Trial ‘delay’

Published November 22, 2014
The decision would push PML-N to revisit its strategy for trying Gen. (retd) Musharraf. .—AFP/File
The decision would push PML-N to revisit its strategy for trying Gen. (retd) Musharraf. .—AFP/File

IN a split — and also unusual and so automatically controversial — decision, the special court trying Pervez Musharraf for treason has directed the government to include three individuals — former prime minister Shaukat Aziz, former law minister Zahid Hamid and retired chief justice of Pakistan Abdul Hameed Dogar — as co-accused.

In effect, this means that the retired general’s trial, which has seen the prosecution already present its case, would have to be restarted.

The majority decision acknowledges that the trial of the former dictator may be “delayed” as a result of the order, but argues that the move is necessary in the interests of justice and the court’s “legitimacy in the eye of the public”.

Also read: Special court partially okays trial of Musharraf's abettors

To understand the court’s logic, reference to paragraph 27 of the order is helpful.
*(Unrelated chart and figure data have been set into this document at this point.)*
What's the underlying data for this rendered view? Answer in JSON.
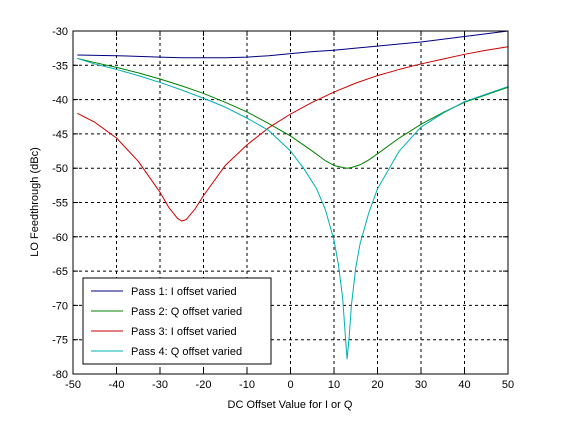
{
  "chart_data": {
    "type": "line",
    "title": "",
    "xlabel": "DC Offset Value for I or Q",
    "ylabel": "LO Feedthrough (dBc)",
    "xlim": [
      -50,
      50
    ],
    "ylim": [
      -80,
      -30
    ],
    "xticks": [
      -50,
      -40,
      -30,
      -20,
      -10,
      0,
      10,
      20,
      30,
      40,
      50
    ],
    "yticks": [
      -30,
      -35,
      -40,
      -45,
      -50,
      -55,
      -60,
      -65,
      -70,
      -75,
      -80
    ],
    "grid": true,
    "legend_position": "bottom-left",
    "series": [
      {
        "name": "Pass 1: I offset varied",
        "color": "#000080",
        "x": [
          -49,
          -40,
          -30,
          -25,
          -20,
          -15,
          -10,
          -5,
          0,
          5,
          10,
          15,
          20,
          25,
          30,
          35,
          40,
          45,
          50
        ],
        "y": [
          -33.5,
          -33.6,
          -33.8,
          -33.9,
          -33.9,
          -33.9,
          -33.8,
          -33.6,
          -33.3,
          -33.0,
          -32.8,
          -32.5,
          -32.2,
          -31.9,
          -31.6,
          -31.2,
          -30.8,
          -30.4,
          -30.0
        ]
      },
      {
        "name": "Pass 2: Q offset varied",
        "color": "#008000",
        "x": [
          -49,
          -45,
          -40,
          -35,
          -30,
          -25,
          -20,
          -15,
          -10,
          -5,
          0,
          5,
          8,
          10,
          12,
          13,
          14,
          16,
          18,
          20,
          25,
          30,
          35,
          40,
          45,
          50
        ],
        "y": [
          -34.0,
          -34.6,
          -35.3,
          -36.1,
          -37.0,
          -38.0,
          -39.1,
          -40.4,
          -41.8,
          -43.5,
          -45.3,
          -47.5,
          -48.9,
          -49.6,
          -49.9,
          -50.0,
          -49.9,
          -49.5,
          -48.8,
          -47.9,
          -45.6,
          -43.6,
          -41.9,
          -40.4,
          -39.3,
          -38.2
        ]
      },
      {
        "name": "Pass 3: I offset varied",
        "color": "#cc0000",
        "x": [
          -49,
          -45,
          -40,
          -35,
          -30,
          -28,
          -26,
          -25,
          -24,
          -22,
          -20,
          -15,
          -10,
          -5,
          0,
          5,
          10,
          15,
          20,
          25,
          30,
          35,
          40,
          45,
          50
        ],
        "y": [
          -42.0,
          -43.3,
          -45.6,
          -49.0,
          -53.5,
          -55.7,
          -57.3,
          -57.7,
          -57.5,
          -56.0,
          -54.0,
          -49.6,
          -46.6,
          -44.1,
          -42.1,
          -40.4,
          -38.9,
          -37.6,
          -36.5,
          -35.6,
          -34.8,
          -34.1,
          -33.4,
          -32.8,
          -32.3
        ]
      },
      {
        "name": "Pass 4: Q offset varied",
        "color": "#00b0b0",
        "x": [
          -49,
          -45,
          -40,
          -35,
          -30,
          -25,
          -20,
          -15,
          -10,
          -5,
          0,
          3,
          6,
          8,
          10,
          11,
          12,
          12.5,
          13,
          13.5,
          14,
          15,
          16,
          18,
          20,
          25,
          30,
          35,
          40,
          45,
          50
        ],
        "y": [
          -34.0,
          -34.8,
          -35.6,
          -36.5,
          -37.5,
          -38.6,
          -39.8,
          -41.1,
          -42.7,
          -44.5,
          -47.5,
          -50.0,
          -53.0,
          -56.0,
          -60.5,
          -64.0,
          -69.0,
          -73.5,
          -77.8,
          -74.5,
          -70.0,
          -64.5,
          -61.0,
          -56.5,
          -53.0,
          -47.5,
          -44.0,
          -42.0,
          -40.3,
          -39.2,
          -38.1
        ]
      }
    ]
  }
}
Here the court essentially explains that it was the ouster of then chief justice Iftikhar Chaudhry (an act in which the three co-accused were complicit, according to the special court) that realised Mr Musharraf’s intent of suspending the Constitution and replacing the superior court judges — and not the mere promulgation of several orders by Mr Musharraf on Nov 3 to suspend the Constitution and make superior court judges take a fresh oath under the PCO.

Controversial as the court’s order may be, it has all but knocked out the government’s strategy to try Mr Musharraf and some serious rethinking will need to be done by the PML-N.

In truth, however, many of the problems now facing the government are of its own creation. To begin with, the government chose to try Mr Musharraf for the November 2007 emergency rather than the original sin of the October 1999 coup.

This left the issue open to the complication now identified by the special court that the replacement of then-chief justice Iftikhar Chaudhry with Abdul Hameed Dogar could not be effected by Mr Musharraf alone, given that the Prime Minister’s Office and the law ministry had to officially sanction the change and Mr Dogar had to accept his elevation.

In addition, the problem of trying Mr Musharraf alone when the joint investigation team that led to the formulation of charges against Mr Musharraf had mentioned — but left unidentified — abettors was also obvious.

Even if Mr Musharraf was guilty of crimes against the Constitution, why should others not be identified and tried for the very same crimes against the Constitution that Mr Musharraf is being tried for?

Those two mistakes — or perhaps wilful blindness to the facts — have now caused the government’s plans to be thrown into disarray.

Mr Musharraf ought to stand trial for staging a coup, in 1999 and in 2007, and all those who facilitated a coup ought to be put on trial too. By being selective, the government is now faced with a lengthy delay in its primary goal, a Musharraf conviction — assuming a trial will ever be completed.